To have an example on an intersection of four tiles, we use the city of
Pontianak, West Kalimantan, Indonesia.

```{code-cell} ipython3
get_population_from_query("Pontianak, West Kalimantan, Indonesia")
```

## Comparison

To test the approach, we want to compare several places with official population
data.
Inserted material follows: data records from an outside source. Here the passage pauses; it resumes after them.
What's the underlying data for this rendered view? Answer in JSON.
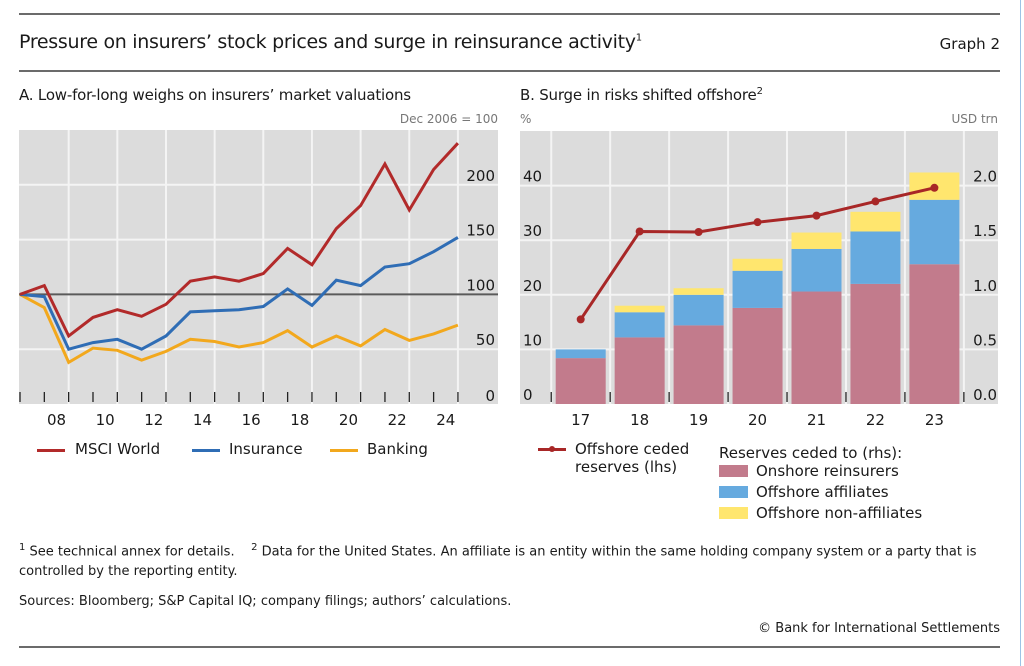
{
  "header": {
    "title": "Pressure on insurers’ stock prices and surge in reinsurance activity",
    "title_footnote": "1",
    "graph_label": "Graph 2"
  },
  "footer": {
    "note1_marker": "1",
    "note1": "See technical annex for details.",
    "note2_marker": "2",
    "note2": "Data for the United States. An affiliate is an entity within the same holding company system or a party that is controlled by the reporting entity.",
    "sources": "Sources: Bloomberg; S&P Capital IQ; company filings; authors’ calculations.",
    "copyright": "© Bank for International Settlements"
  },
  "colors": {
    "plot_bg": "#dcdcdc",
    "grid": "#f4f4f4",
    "msci": "#b22a2a",
    "insurance": "#2f6db5",
    "banking": "#f2a81d",
    "offshore_line": "#a82727",
    "onshore": "#c27b8c",
    "offshore_aff": "#66aadf",
    "offshore_nonaff": "#ffe66e"
  },
  "chart_data": [
    {
      "type": "line",
      "title": "A. Low-for-long weighs on insurers’ market valuations",
      "unit_label": "Dec 2006 = 100",
      "x": [
        "Dec 2006",
        "2007",
        "2008",
        "2009",
        "2010",
        "2011",
        "2012",
        "2013",
        "2014",
        "2015",
        "2016",
        "2017",
        "2018",
        "2019",
        "2020",
        "2021",
        "2022",
        "2023",
        "2024"
      ],
      "xtick_labels": [
        "08",
        "10",
        "12",
        "14",
        "16",
        "18",
        "20",
        "22",
        "24"
      ],
      "yticks": [
        0,
        50,
        100,
        150,
        200
      ],
      "ylim": [
        0,
        250
      ],
      "reference_line": 100,
      "grid": true,
      "legend_position": "bottom",
      "series": [
        {
          "name": "MSCI World",
          "color_key": "msci",
          "values": [
            100,
            108,
            62,
            79,
            86,
            80,
            91,
            112,
            116,
            112,
            119,
            142,
            127,
            160,
            181,
            219,
            177,
            214,
            238
          ]
        },
        {
          "name": "Insurance",
          "color_key": "insurance",
          "values": [
            100,
            98,
            50,
            56,
            59,
            50,
            62,
            84,
            85,
            86,
            89,
            105,
            90,
            113,
            108,
            125,
            128,
            139,
            152
          ]
        },
        {
          "name": "Banking",
          "color_key": "banking",
          "values": [
            100,
            88,
            38,
            51,
            49,
            40,
            48,
            59,
            57,
            52,
            56,
            67,
            52,
            62,
            53,
            68,
            58,
            64,
            72
          ]
        }
      ]
    },
    {
      "type": "bar",
      "stacked": true,
      "title": "B. Surge in risks shifted offshore",
      "title_footnote": "2",
      "left_unit_label": "%",
      "right_unit_label": "USD trn",
      "categories": [
        "17",
        "18",
        "19",
        "20",
        "21",
        "22",
        "23"
      ],
      "ylim_left": [
        0,
        50
      ],
      "yticks_left": [
        0,
        10,
        20,
        30,
        40
      ],
      "ylim_right": [
        0,
        2.5
      ],
      "yticks_right": [
        "0.0",
        "0.5",
        "1.0",
        "1.5",
        "2.0"
      ],
      "grid": true,
      "legend_position": "bottom",
      "legend_group_title": "Reserves ceded to (rhs):",
      "series": [
        {
          "name": "Onshore reinsurers",
          "axis": "right",
          "color_key": "onshore",
          "values": [
            0.42,
            0.61,
            0.72,
            0.88,
            1.03,
            1.1,
            1.28
          ]
        },
        {
          "name": "Offshore affiliates",
          "axis": "right",
          "color_key": "offshore_aff",
          "values": [
            0.08,
            0.23,
            0.28,
            0.34,
            0.39,
            0.48,
            0.59
          ]
        },
        {
          "name": "Offshore non-affiliates",
          "axis": "right",
          "color_key": "offshore_nonaff",
          "values": [
            0.0,
            0.06,
            0.06,
            0.11,
            0.15,
            0.18,
            0.25
          ]
        }
      ],
      "line_series": {
        "name": "Offshore ceded reserves (lhs)",
        "name_line1": "Offshore ceded",
        "name_line2": "reserves (lhs)",
        "axis": "left",
        "color_key": "offshore_line",
        "values": [
          15.5,
          31.6,
          31.5,
          33.3,
          34.5,
          37.1,
          39.6
        ]
      }
    }
  ]
}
Comparison data is taken from the
[World Population Review](https://worldpopulationreview.com/world-cities), which
sources from the [United Nations population estimates](https://esa.un.org/unpd/wup/).

```{code-cell} ipython3
cities = [
    ["Delhi", "India", 32941308],
    ["Dhaka", "Bangladesh", 23209616],
    ["Cairo", "Egypt", 22183200],
    ["Seoul", "South Korea", 9988049],
    ["Alexandria", "Egypt", 5588477],
    ["Ankara", "Turkey", 5397098],
    ["Kiev", "Ukraine", 3016789],
    ["Port Au Prince", "Haiti", 2987455],
    ["Beirut", "Lebanon", 2421354],
    ["Naples", "Italy", 2179384],
    ["Frankfurt", "Germany", 796437]
]
for city in cities:
    print(f"{city[0]}, {city[1]}: {city[2]}")
    try:
        city.append(get_population_from_query(f"{city[0]}, {city[1]}"))
        # Append relative difference
        city.append((city[2] - city[3]) / city[2] * 100)
    except:
        cities.remove(city)
```

```{code-cell} ipython3
:tags: [hide-input]
import pandas as pd
#  Sort df after relative difference
df = pd.DataFrame(cities, columns=["city", "country", "population",
                                   "predicted_population", "rel_diff"])
display(df.sort_values(by="rel_diff"))
```

```{code-cell} ipython3
:tags: [hide-input]
plt.scatter(df["population"], df["rel_diff"])
plt.xscale("log")
plt.xlabel("Population")
plt.ylabel("Relative difference to predicition [%]")
plt.grid()
plt.show()
```

We see clear differences between the predicted and the official population.
More importantly, the predictions are always in the same order of magnitude.
The differences are due to the difference in character of the data sources.
While the official numbers are based on the governmental census, the predictions
might use a different border for the city, which is likely to cut off some, or
include some rural areas. Regarding this, the result is acceptable, especially
with the context that we will use it for small Superblocks and only as a rough approximation
of the population and population density.